The arguments of the Left considered here are seen from a non-personal point of view. That is, we have to try more to follow their consistency than to detect their inconsistency. They are simply the unfolding of the principles or ideas which serve only as departure points of several lines of reasoning. To the extent that the personal element is the basic factor responsible for the inconsistencies in the arguments, it must be disregarded. Even the materialist ideology has a basic right to claim consistency.



The word ‘change’
In these essays we’ll attempt to evaluate mainly the sort of intellectual who wants primarily not to understand but to change the world. So by implication, the opposite type, the conservative one, would also be dealt with. Yet this reservation seem to exclude a good potion of the term, the ‘neutral’ ones, so to speak, from the consideration, but only as long as we are ready to concede that there may be intellectuals who have no interest in ethics, morality and aesthetics.

The reality is process. The world changes every moment. So the term ‘change’ which is underscored in the ideological attitude can not be taken in this its common meaning. Moreover, it is a fact that no reasonable person in the world is ready to accept the reality as it is without changing anything in it. Therefore the ideological usage of the word must have a content which would be different from the latter usage too. That special meaning given the term by the ideology involves nothing less than a total transformation of social reality. It means to alter the world systematically. It is a moral, social and political matter. And it needs equally dramatic justification.

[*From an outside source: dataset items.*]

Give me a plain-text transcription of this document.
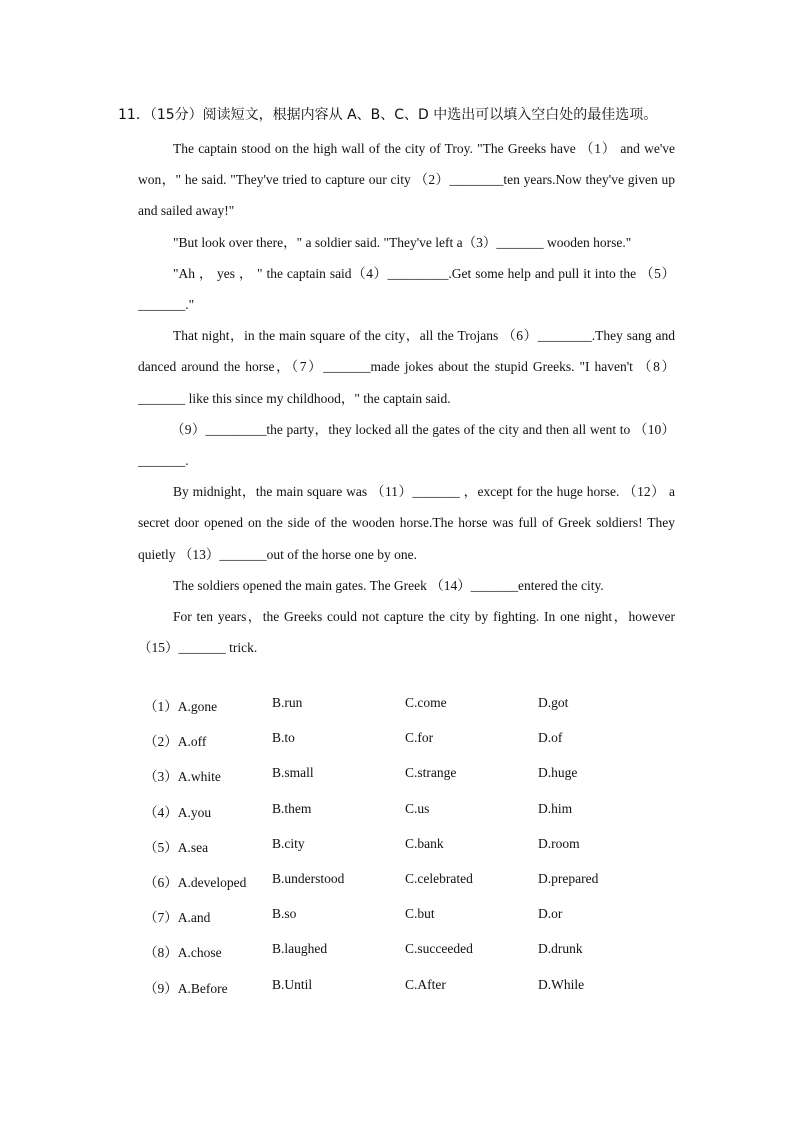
11．（15分）阅读短文，根据内容从 A、B、C、D 中选出可以填入空白处的最佳选项。

The captain stood on the high wall of the city of Troy. "The Greeks have （1） and we've won，" he said. "They've tried to capture our city （2）________ten years.Now they've given up and sailed away!"

"But look over there，" a soldier said. "They've left a（3）_______ wooden horse."

"Ah ， yes ， " the captain said（4）_________.Get some help and pull it into the （5）_______."

That night，in the main square of the city，all the Trojans （6）________.They sang and danced around the horse，（7）_______made jokes about the stupid Greeks. "I haven't （8）_______ like this since my childhood，" the captain said.

（9）_________the party，they locked all the gates of the city and then all went to （10）_______.

By midnight，the main square was （11）_______ ，except for the huge horse. （12） a secret door opened on the side of the wooden horse.The horse was full of Greek soldiers! They quietly （13）_______out of the horse one by one.

The soldiers opened the main gates. The Greek （14）_______entered the city.

For ten years，the Greeks could not capture the city by fighting. In one night，however （15）_______ trick.

（1）A.gone	B.run	C.come	D.got
（2）A.off	B.to	C.for	D.of
（3）A.white	B.small	C.strange	D.huge
（4）A.you	B.them	C.us	D.him
（5）A.sea	B.city	C.bank	D.room
（6）A.developed B.understood	C.celebrated	D.prepared
（7）A.and	B.so	C.but	D.or
（8）A.chose	B.laughed	C.succeeded	D.drunk
（9）A.Before	B.Until	C.After	D.While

  1. The transformation may be in harmony with the essential development of the human race.
  2. Or, it may be an external, artificial one imposed over humanity in total disagreement with the human nature.
Philosophy is, in contrast to ideology, concerned with the understanding of the reality. It is a speculative science which accepts the truth, the whole truth, as its subject-matter. The critical thing with the philosophy is the fact that its ideal content is at the same time the true form of the consciousness. The pertinent question therefore is: Might it be possible for the human mind to dismiss the truth?